What matters here is that aesthetics is a fault line in data visualization. Since a beautiful object is also seen as more functional (I dare to say that the other way around also works) there is a lot of overlap between form and function, and your visualizations will always have both. If you redraw David McCandless’s Colors in Cultures you don’t remove aesthetics, you just re-frame it.
The problem with Excel is that emphasizing aesthetics results in bad makeup. That’s why each object in an Excel chart must have a functional reason why/how much before adding anything else that can be seen as mainly cosmetic. Combined with a clear editorial dimension, and freed from “chart types”, you can end up with a pretty and interesting chart. Conversely, if you don’t have the right design skills and you think you can compensate by using canned 3D effects and bright colors, you are doomed. Just like the graphic designer’s grand idea that fails to encode the data.
Excel data visualization community? In your dreams!
When I’m in a good mood, I see Excel users as hobbits:
“Excel users have been living and making charts in the four Farthings of the Industry for many dozen years. Quite content to ignore and be ignored by the world of the Big data visualization Folk — the field being, after all, full of strange creatures and tools beyond count. Excel users must seem of little importance, being neither renowned as great visualization experts, nor counted among the very wise.”
I wish this could be remotely true but, more often than not, the Excel data visualization ecosystem feels more like a tips & tricks gutter than a Shire. Let Ann tell you about the size of that community:
Hum. Probably the Las Vegas Convention Center for our next meeting is out of question for the near future.
Actually, it is huge. Potentially. There are hundreds of millions of Excel users, and probably many of them make charts on a daily base. Even if only a fraction go beyond defaults, it’s still a huge number. More than enough to help me retire early, if I could convince them to buy my book (hint hint).

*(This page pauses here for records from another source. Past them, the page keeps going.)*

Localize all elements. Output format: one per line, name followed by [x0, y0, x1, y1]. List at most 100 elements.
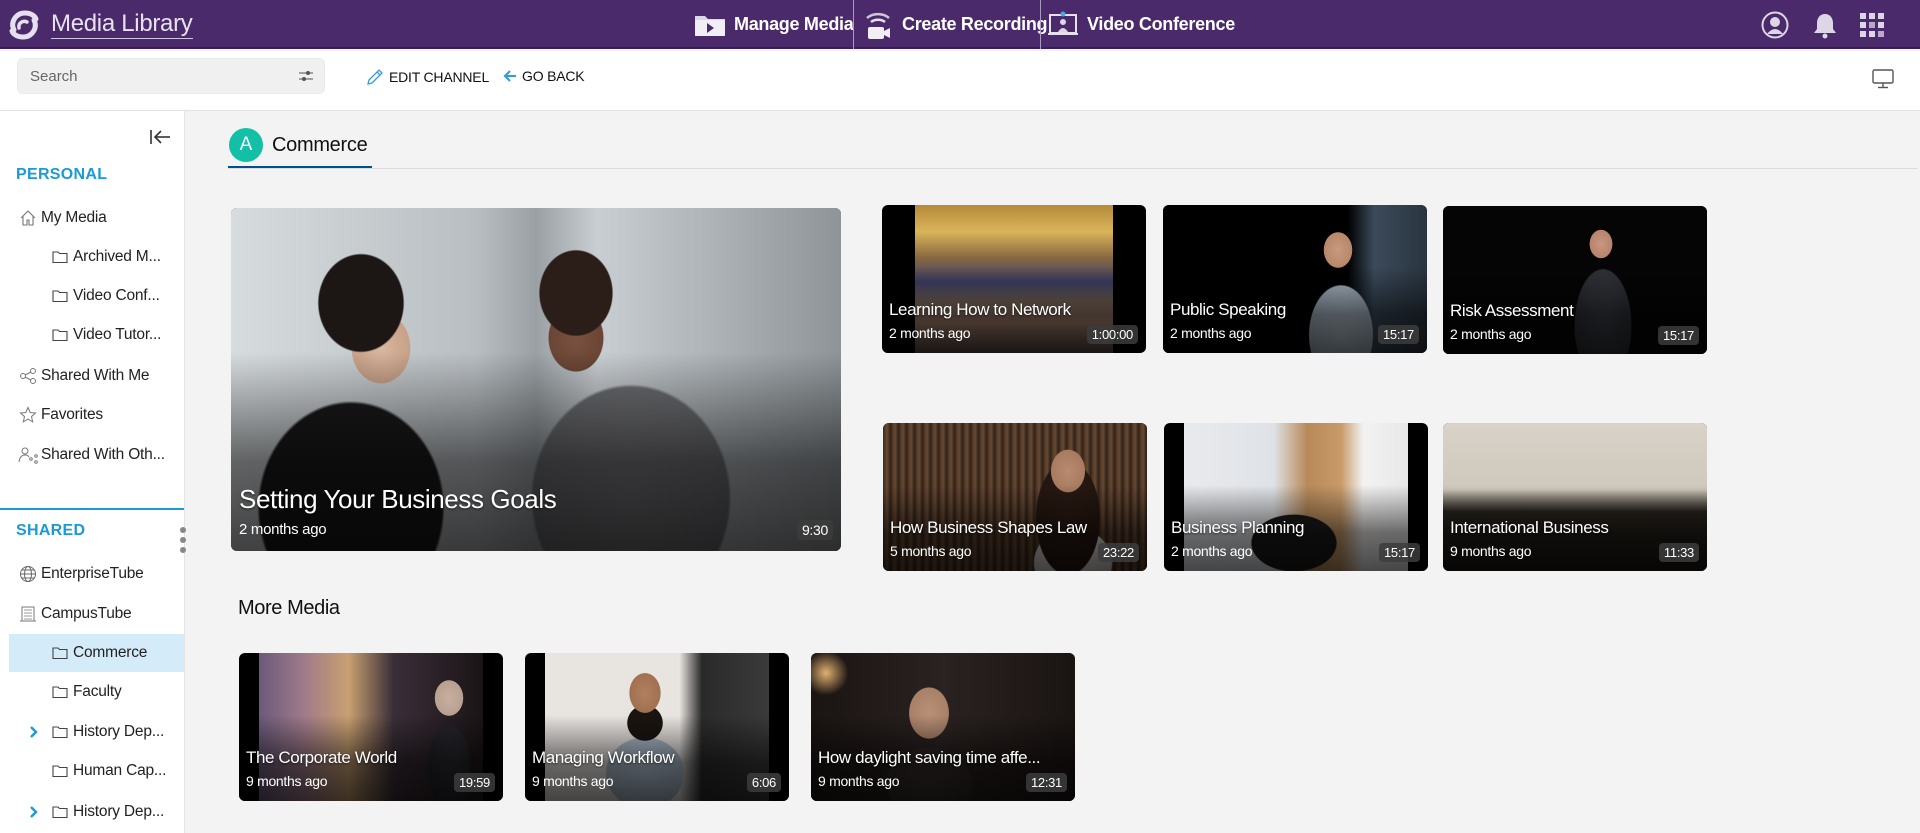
video-title: How daylight saving time affe...: [818, 748, 1041, 767]
sidebar-item-shared-with-me[interactable]: Shared With Me: [18, 357, 150, 395]
video-duration: 15:17: [1378, 543, 1420, 562]
sidebar-item-video-tutorials[interactable]: Video Tutor...: [0, 316, 184, 354]
user-account-icon[interactable]: [1760, 10, 1790, 40]
nav-manage-media[interactable]: Manage Media: [692, 0, 854, 49]
sidebar-item-enterprisetube[interactable]: EnterpriseTube: [18, 555, 144, 593]
sidebar-item-label: Commerce: [73, 644, 148, 661]
video-age: 9 months ago: [1450, 543, 1532, 559]
video-title: Business Planning: [1171, 518, 1305, 537]
sidebar-item-campustube[interactable]: CampusTube: [18, 595, 132, 633]
video-duration: 19:59: [453, 773, 495, 792]
nav-divider: [1040, 0, 1041, 49]
sidebar-item-faculty[interactable]: Faculty: [0, 673, 184, 711]
video-age: 2 months ago: [1170, 325, 1252, 341]
sidebar-item-human-capital[interactable]: Human Cap...: [0, 752, 184, 790]
nav-create-recording-label: Create Recording: [902, 14, 1048, 34]
sidebar-item-label: Video Conf...: [73, 287, 160, 304]
video-duration: 6:06: [746, 773, 781, 792]
video-duration: 23:22: [1097, 543, 1139, 562]
folder-icon: [50, 247, 70, 267]
sidebar-item-label: Shared With Me: [41, 367, 150, 384]
go-back-button[interactable]: GO BACK: [503, 68, 585, 84]
video-age: 2 months ago: [1171, 543, 1253, 559]
sidebar-item-archived[interactable]: Archived M...: [0, 238, 184, 276]
video-card[interactable]: The Corporate World 9 months ago 19:59: [239, 653, 503, 801]
video-duration: 1:00:00: [1086, 325, 1138, 344]
video-card[interactable]: Learning How to Network 2 months ago 1:0…: [882, 205, 1146, 353]
sidebar-item-label: Favorites: [41, 406, 103, 423]
sidebar-item-label: Faculty: [73, 683, 122, 700]
video-age: 9 months ago: [818, 773, 900, 789]
sidebar-item-shared-with-others[interactable]: Shared With Oth...: [18, 436, 165, 474]
sidebar-item-label: My Media: [41, 209, 107, 226]
featured-video-card[interactable]: Setting Your Business Goals 2 months ago…: [231, 208, 841, 551]
monitor-display-icon[interactable]: [1872, 69, 1894, 94]
video-title: The Corporate World: [246, 748, 397, 767]
section-title-personal: PERSONAL: [16, 166, 108, 183]
nav-video-conference-label: Video Conference: [1087, 14, 1235, 34]
channel-tab-label: Commerce: [272, 134, 368, 156]
nav-video-conference[interactable]: Video Conference: [1045, 0, 1235, 49]
video-conference-icon: [1045, 10, 1081, 40]
video-age: 9 months ago: [246, 773, 328, 789]
collapse-sidebar-icon[interactable]: [149, 127, 171, 147]
pencil-icon: [366, 68, 384, 86]
sidebar-item-label: EnterpriseTube: [41, 565, 144, 582]
tab-commerce[interactable]: A Commerce: [229, 128, 368, 170]
video-card[interactable]: Managing Workflow 9 months ago 6:06: [525, 653, 789, 801]
video-card[interactable]: Business Planning 2 months ago 15:17: [1164, 423, 1428, 571]
video-card[interactable]: International Business 9 months ago 11:3…: [1443, 423, 1707, 571]
video-age: 2 months ago: [239, 521, 327, 538]
sidebar-item-video-conf[interactable]: Video Conf...: [0, 277, 184, 315]
search-input[interactable]: [30, 59, 270, 93]
home-icon: [18, 208, 38, 228]
folder-icon: [50, 286, 70, 306]
sidebar-item-commerce[interactable]: Commerce: [9, 634, 184, 672]
sidebar-item-label: Shared With Oth...: [41, 446, 165, 463]
sidebar-item-favorites[interactable]: Favorites: [18, 396, 103, 434]
video-age: 9 months ago: [532, 773, 614, 789]
video-age: 2 months ago: [889, 325, 971, 341]
more-media-heading: More Media: [238, 597, 340, 619]
video-age: 2 months ago: [1450, 326, 1532, 342]
sidebar-item-label: CampusTube: [41, 605, 132, 622]
video-title: Public Speaking: [1170, 300, 1286, 319]
notification-bell-icon[interactable]: [1810, 10, 1840, 40]
globe-icon: [18, 564, 38, 584]
sidebar-item-history-dept-1[interactable]: History Dep...: [0, 713, 184, 751]
video-duration: 12:31: [1025, 773, 1067, 792]
folder-icon: [50, 643, 70, 663]
media-folder-icon: [692, 10, 728, 40]
user-share-icon: [18, 445, 38, 465]
sidebar-resize-handle[interactable]: [180, 527, 188, 553]
sidebar-item-history-dept-2[interactable]: History Dep...: [0, 793, 184, 831]
app-grid-icon[interactable]: [1857, 10, 1887, 40]
video-card[interactable]: Risk Assessment 2 months ago 15:17: [1443, 206, 1707, 354]
app-logo-icon[interactable]: [6, 8, 42, 42]
sidebar-section-divider: [0, 508, 184, 510]
sidebar-item-my-media[interactable]: My Media: [18, 199, 107, 237]
nav-divider: [853, 0, 854, 49]
video-duration: 9:30: [796, 520, 833, 540]
star-icon: [18, 405, 38, 425]
sidebar-item-label: Video Tutor...: [73, 326, 162, 343]
video-duration: 15:17: [1377, 325, 1419, 344]
app-title[interactable]: Media Library: [51, 10, 193, 39]
filter-sliders-icon[interactable]: [298, 68, 314, 84]
edit-channel-label: EDIT CHANNEL: [389, 69, 490, 85]
folder-icon: [50, 325, 70, 345]
sidebar: PERSONAL My Media Archived M... Video Co…: [0, 111, 185, 833]
chevron-right-icon[interactable]: [29, 805, 39, 824]
chevron-right-icon[interactable]: [29, 725, 39, 744]
video-card[interactable]: Public Speaking 2 months ago 15:17: [1163, 205, 1427, 353]
search-box: [17, 58, 325, 94]
video-age: 5 months ago: [890, 543, 972, 559]
video-card[interactable]: How Business Shapes Law 5 months ago 23:…: [883, 423, 1147, 571]
edit-channel-button[interactable]: EDIT CHANNEL: [366, 68, 489, 86]
video-title: Managing Workflow: [532, 748, 675, 767]
nav-create-recording[interactable]: Create Recording: [860, 0, 1048, 49]
video-title: Risk Assessment: [1450, 301, 1574, 320]
video-card[interactable]: How daylight saving time affe... 9 month…: [811, 653, 1075, 801]
folder-icon: [50, 682, 70, 702]
video-duration: 11:33: [1658, 543, 1699, 562]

This final section is a bit more personal. Like many, I’m blocked by Edward Tufte on Twitter. Being blocked by Tufte and writing a book labeled as “lite” by Stephen Few is quite an achievement! Now, I couldn’t care less about being blocked by Tufte, but Few’s label saddens me, and I don’t really know what he means. Since everyone tells me he is such a nice guy in person, I’m still hoping to discuss it over a glass of wine.
This brings us to how successful you can be at selling your ideas. It’s hard for an introvert to disagree with Elijah:
You can’t say the only people who can succeed in data visualization are those that are individually, socially, power… you know, good at that kind of things. We want people who can succeed in data visualization who aren’t good at social cues […], and right now it very much seems like it is. In fact, I would say almost all of the successful people I see in data visualization have that, and I don’t think that that should be a requirement.
I don’t think this covers the whole story, though. Excel is a liability in many cases, and don’t get me started on the added impact of living in a small, non-English speaking country like Portugal, where I live. It doesn’t have to be that small and irrelevant: Alan M. MacEachren, author of How Maps Work, said that data visualization would be very different today if we didn’t have to wait until 1983 for an English translation of Bertin’s Semiologie Graphique (published in 1967 in French).
I cherish this idea that a familiar tool like Excel could be used to learn data visualization and improve data literacy for everyone. Most people just need that gentle push to begin their journey.